Może to nic złego, że raz w roku jemy na bogato?

- Święta są szczególnym momentem, kiedy ryzyko marnowania żywności się pojawia. Jednak badania pokazują, że wyrzucamy żywność przez cały rok. To pieczywo, wędliny, owoce i warzywa. Ponad połowa ludzi przyznaje się do wyrzucania tych rzeczy. Myślę, że to jest poważny problem. Wiele osób potrzebuje jedzenia i nie stać ich na to co my wyrzucamy. O tym warto mówić. Staramy się edukować ludzi. Często nie myślimy jak łatwo można temu zapobiec. Stawiamy na dzieci i młodzież i mamy nadzieję, że za kilka lat te proporcje się zmniejszą i będziemy szanować produkty spożywcze.

 

Być może bierze się to stąd, że ludzie pamiętają czasy niedostatku? Dzisiaj próbujemy to nadrobić. Może młodzi są bardziej świadomi społecznie?

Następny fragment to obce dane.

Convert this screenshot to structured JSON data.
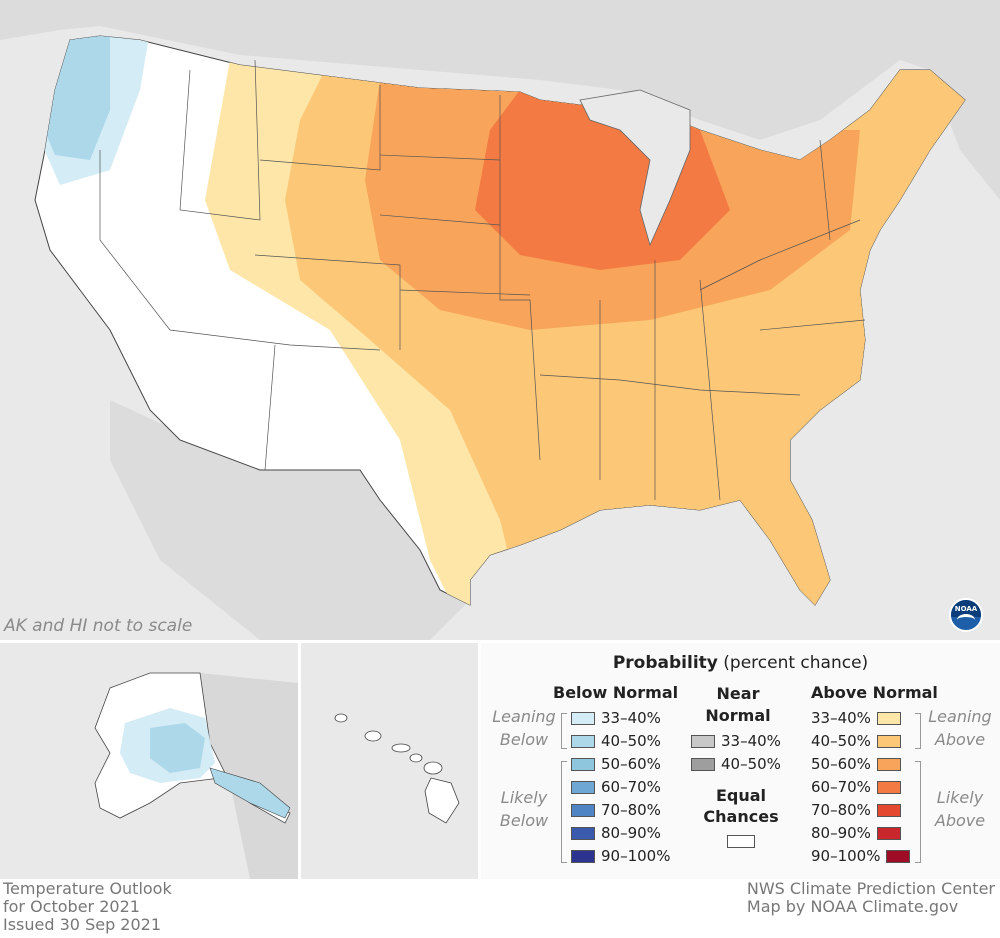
{
  "map": {
    "note": "AK and HI not to scale",
    "logo_text": "NOAA"
  },
  "legend": {
    "title": "Probability",
    "title_suffix": "(percent chance)",
    "below": {
      "header": "Below Normal",
      "leaning_label_1": "Leaning",
      "leaning_label_2": "Below",
      "likely_label_1": "Likely",
      "likely_label_2": "Below",
      "items": [
        {
          "label": "33–40%",
          "color": "#d4ecf5"
        },
        {
          "label": "40–50%",
          "color": "#acd8ea"
        },
        {
          "label": "50–60%",
          "color": "#8ec6de"
        },
        {
          "label": "60–70%",
          "color": "#6ea7d4"
        },
        {
          "label": "70–80%",
          "color": "#4f84c4"
        },
        {
          "label": "80–90%",
          "color": "#3a5bad"
        },
        {
          "label": "90–100%",
          "color": "#2d3490"
        }
      ]
    },
    "near": {
      "header_1": "Near",
      "header_2": "Normal",
      "items": [
        {
          "label": "33–40%",
          "color": "#c8c8c8"
        },
        {
          "label": "40–50%",
          "color": "#9e9e9e"
        }
      ],
      "equal_1": "Equal",
      "equal_2": "Chances",
      "equal_color": "#ffffff"
    },
    "above": {
      "header": "Above Normal",
      "leaning_label_1": "Leaning",
      "leaning_label_2": "Above",
      "likely_label_1": "Likely",
      "likely_label_2": "Above",
      "items": [
        {
          "label": "33–40%",
          "color": "#fde6a8"
        },
        {
          "label": "40–50%",
          "color": "#fcc777"
        },
        {
          "label": "50–60%",
          "color": "#f8a45a"
        },
        {
          "label": "60–70%",
          "color": "#f37a43"
        },
        {
          "label": "70–80%",
          "color": "#e4482f"
        },
        {
          "label": "80–90%",
          "color": "#c9272b"
        },
        {
          "label": "90–100%",
          "color": "#9e0c25"
        }
      ]
    }
  },
  "footer": {
    "left_1": "Temperature Outlook",
    "left_2": "for October 2021",
    "left_3": "Issued 30 Sep 2021",
    "right_1": "NWS Climate Prediction Center",
    "right_2": "Map by NOAA Climate.gov"
  }
}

- Nie wydaje mi się, żeby to był wiodący argument. Często słyszę od osób starszych, że im jest głupio poprosić o 10 dkg wędliny, bo co sobie ludzie pomyślą.

 

Pełen koszyk dobrze wygląda?

- Pewnie tak. Przyczyn jest wiele. Są różne pułapki i promocje w sklepach. 2 w cenie 1 kusi a nie myślimy czy damy radę te produkty zjeść.

 

Czyli musimy się zastanowić, zaplanować posiłki i będzie załatwione?

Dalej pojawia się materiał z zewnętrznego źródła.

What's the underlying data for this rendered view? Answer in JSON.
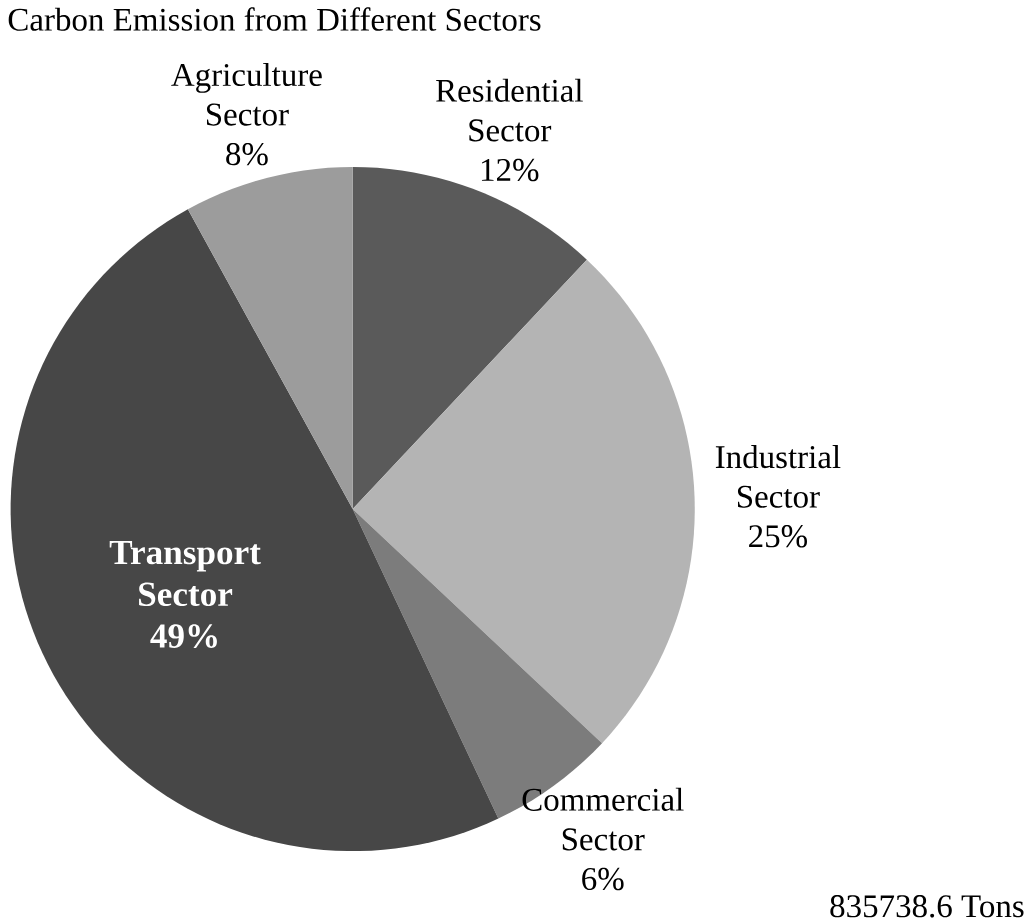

- Tak. Pierwsza zasada to planowanie co chcemy kupić. Przed wyjściem sprawdźmy co mamy w domu i szafkach. Wszyscy mówią, żeby nie iść głodnym na zakupy. Jak zdarzy nam się, że żywność zostaje to przetwarzajmy i zamrażajmy. Można zrobić inne dania. Zapraszamy na nasze strony i tam są przepisy i porady jak wykorzystać poświąteczne resztki jedzenia.

 

Dużo mówimy o działaniach pomocowych. Teraz widzę, że magazyny są pełne, problemów nie powinno być. Jednak są problemy proceduralne. Jakie rozwiązania pomogłyby pani w efektywnej pracy?

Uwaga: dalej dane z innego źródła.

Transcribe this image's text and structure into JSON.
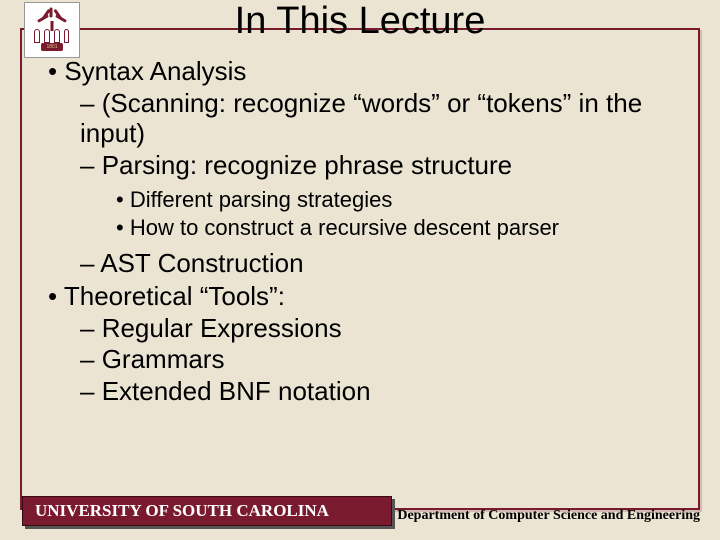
{
  "logo": {
    "year": "1801"
  },
  "title": "In This Lecture",
  "bullets": {
    "b1": "Syntax Analysis",
    "b1a": "(Scanning: recognize “words” or “tokens” in the input)",
    "b1b": "Parsing: recognize phrase structure",
    "b1b_i": "Different parsing strategies",
    "b1b_ii": "How to construct a recursive descent parser",
    "b1c": "AST Construction",
    "b2": "Theoretical “Tools”:",
    "b2a": "Regular Expressions",
    "b2b": "Grammars",
    "b2c": "Extended BNF notation"
  },
  "footer": {
    "left": "UNIVERSITY OF SOUTH CAROLINA",
    "right": "Department of Computer Science and Engineering"
  },
  "colors": {
    "background": "#ebe4d3",
    "accent": "#7a1a2e",
    "text": "#000000",
    "footer_text": "#ffffff"
  }
}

- Teraz nasz magazyn pęka w szwach. Mamy wiele żywności, tego nie było przez cały rok. Pozyskiwaliśmy żywność od producentów. Magazyny są pełne, bo w grudniu do naszego magazynu dotarło 700 ton żywności z programu unijnego. Te dostawy rozpoczęły się 1 grudnia i był rok przerwy. Program musi być zrealizowany do końca stycznia. Problemem jest wprowadzenie nowych zasad. Pierwszym problemem jest obowiązek weryfikacji podopiecznych i kwalifikowania ich przez ośrodki pomocy. Wcześniej to same organizacje robiły. Teraz każda osoba musi się udać do ośrodka i uzyskać potwierdzenie. To się rozciąga w czasie. Listy nie są jeszcze gotowe. W środę wigilia a my z tej żywności wydamy może 150 ton. Reszty nie możemy wydać. Organizacje nie mają jeszcze pełnej listy osób. Drugi problem dotyczy bezdomnych. Nie możemy wykorzystać żywności z Unii do sporządzania posiłków. Taka paczka żywności może być przekazana potrzebujących w formie nieprzetworzonej. Bezdomny może dostać makaron, ale jadłodajnia nie może tego przerobić.

 

Jakich zmian pani oczekuje?

- Mamy nadzieję, że zgodnie z zapewnieniami, ten program będzie pilotażem. On wskaże słabe strony mechanizmu, żeby od przyszłego roku było to bardziej korzystne dla potrzebujących.

 

Włączając w to żywność przetworzoną?

- Tak. Mam nadzieję, że kwestia sporządzenia posiłków będzie rozwiązana. Mamy nadzieje, że to tylko pilotaż a pozytywne wnioski wyciągniemy.